Primeiramente, destacaremos sua valorização em
contextos terapêuticos, no campo da saúde mental,
enfatizando também a perspectiva da psicologia
analítica junguiana sobre a experiência imagética como
expressão do inconsciente. Discutiremos, em seguida,
a utilização da via artística no processo psicoterapêutico
de pacientes oncológicos, delineando a prática da
arteterapia no campo da psiconcologia.
Expressão artística e mundo subjetivo
A relação entre elaboração artística e expressão
do mundo subjetivo passou a ser estabelecida como
um importante foco de interesse de estudiosos
representantes do meio científico e de integrantes do
meio artístico a partir do final do século XIX, tendo maior
repercussão a partir do início do século XX. Nesse
período, portanto, algunsestudos considerados
pioneiros demarcam o início das pesquisas na área.
Ferraz (1998), em seu livro “Arte e Loucura”,
descreve o momento histórico que se caracteriza pelo
entrelaçamento entre áreas distintas, vislumbrando a
interseção entre arte, psicologia, psiquiatria e psicanálise.
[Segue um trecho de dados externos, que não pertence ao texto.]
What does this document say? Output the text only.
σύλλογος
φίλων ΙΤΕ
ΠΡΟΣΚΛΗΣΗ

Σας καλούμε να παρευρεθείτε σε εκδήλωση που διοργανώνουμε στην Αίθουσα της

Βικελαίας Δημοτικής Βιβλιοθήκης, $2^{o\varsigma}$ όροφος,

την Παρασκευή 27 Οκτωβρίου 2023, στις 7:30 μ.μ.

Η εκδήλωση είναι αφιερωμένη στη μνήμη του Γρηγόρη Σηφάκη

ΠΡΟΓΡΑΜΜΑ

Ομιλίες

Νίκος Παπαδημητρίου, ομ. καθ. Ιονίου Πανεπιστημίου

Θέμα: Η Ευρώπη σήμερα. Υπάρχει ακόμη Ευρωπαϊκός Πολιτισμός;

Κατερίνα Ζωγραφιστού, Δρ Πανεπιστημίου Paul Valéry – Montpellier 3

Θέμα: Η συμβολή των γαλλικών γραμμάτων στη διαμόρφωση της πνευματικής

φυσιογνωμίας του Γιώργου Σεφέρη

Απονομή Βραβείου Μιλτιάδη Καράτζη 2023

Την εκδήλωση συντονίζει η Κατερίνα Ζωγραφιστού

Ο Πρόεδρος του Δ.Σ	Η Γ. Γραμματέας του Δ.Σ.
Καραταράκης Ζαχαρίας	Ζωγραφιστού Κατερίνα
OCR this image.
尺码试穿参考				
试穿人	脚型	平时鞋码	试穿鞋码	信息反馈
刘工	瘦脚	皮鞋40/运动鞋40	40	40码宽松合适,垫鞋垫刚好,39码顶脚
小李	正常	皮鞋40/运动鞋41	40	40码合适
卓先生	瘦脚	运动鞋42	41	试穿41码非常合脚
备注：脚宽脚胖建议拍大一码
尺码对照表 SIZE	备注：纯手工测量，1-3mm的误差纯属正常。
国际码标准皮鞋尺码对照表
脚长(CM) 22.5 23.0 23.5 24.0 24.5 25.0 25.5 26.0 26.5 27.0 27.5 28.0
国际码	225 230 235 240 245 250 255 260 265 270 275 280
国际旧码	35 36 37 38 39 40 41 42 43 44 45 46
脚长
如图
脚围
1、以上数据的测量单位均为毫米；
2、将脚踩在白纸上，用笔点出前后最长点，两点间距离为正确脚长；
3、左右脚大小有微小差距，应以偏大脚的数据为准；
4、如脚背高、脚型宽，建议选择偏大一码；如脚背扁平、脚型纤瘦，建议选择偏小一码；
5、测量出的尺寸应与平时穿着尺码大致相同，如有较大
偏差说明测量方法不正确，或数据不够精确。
Ela menciona vários importantes pesquisadores que
inicialmente abordaram a interface: arte e saúde mental,
dentre os quais podemos citar: Tardieu, em 1872; Simon,
em 1876 e 1888; Lombroso, em 1889; Mohr, em 1906;
Rejà, em 1907 e Prinzhorn, em 1922.
Com relação a esses pesquisadores,
destacaremos aqui dois deles: Mohr e Prinzhorn. Mohr
recebeu maior notoriedade científica após a publicação
de um trabalho sobre a produção gráfica de doentes
mentais. Ele influenciou vários outros estudos que
contribuíram com a elaboração de alguns testes
projetivos amplamente difundidos no campo da
psicologia e da psicanálise. Prinzhorn, por sua vez,
publicou em 1922 o livro cujo título em português é “A
expressão da loucura”. Essa publicação teve na época
importante repercussão, valorizando as elaborações
artísticas dos doentes mentais como produções de arte
verdadeiramente reconhecidas, ressaltando a
preservação das possibilidades criadoras desses
indivíduos em detrimento da desintegração psíqui-
ca, característica dos transtornos mentais (Ferraz,
1998).
É interessante observarmos que, nesse momento
histórico, o movimento psicanalítico também começou
a eclodir, havendo confluência de interesses, já que a
psicanálise, especialmente Freud, também buscava
nessa época a compreensão da dinâmica psíquica a
partir de estudos sobre as obras de alguns artistas
consagrados, tanto nas artes plásticas (Freud, 1910/1970
e 1914/1974) como na literatura.
Na década de 20, entretanto, a arte começou a
ser vista sob um enfoque mais amplo, contemplando
não somente a possibilidade de diagnóstico, mas
também sendo destacado seu aspecto terapêutico. Jung
passou a introduzir a arte como parte do processo
psicoterapêutico de seus pacientes, como veremos no
próximo tópico.
Posteriormente, então, a esses primeiros estudos,
a partir dos anos 40, a arteterapia foi realmente
sistematizada, tendo como precursora Margareth
Naumburg, nos Estados Unidos, que foi bastante
influenciada pela abordagem freudiana; a autora
trabalhou com a produção da arte espontânea durante
a psicoterapia, considerando que as imagens
espontaneamente projetadas nas produções gráficas e
plásticas permitem a expressão do inconsciente.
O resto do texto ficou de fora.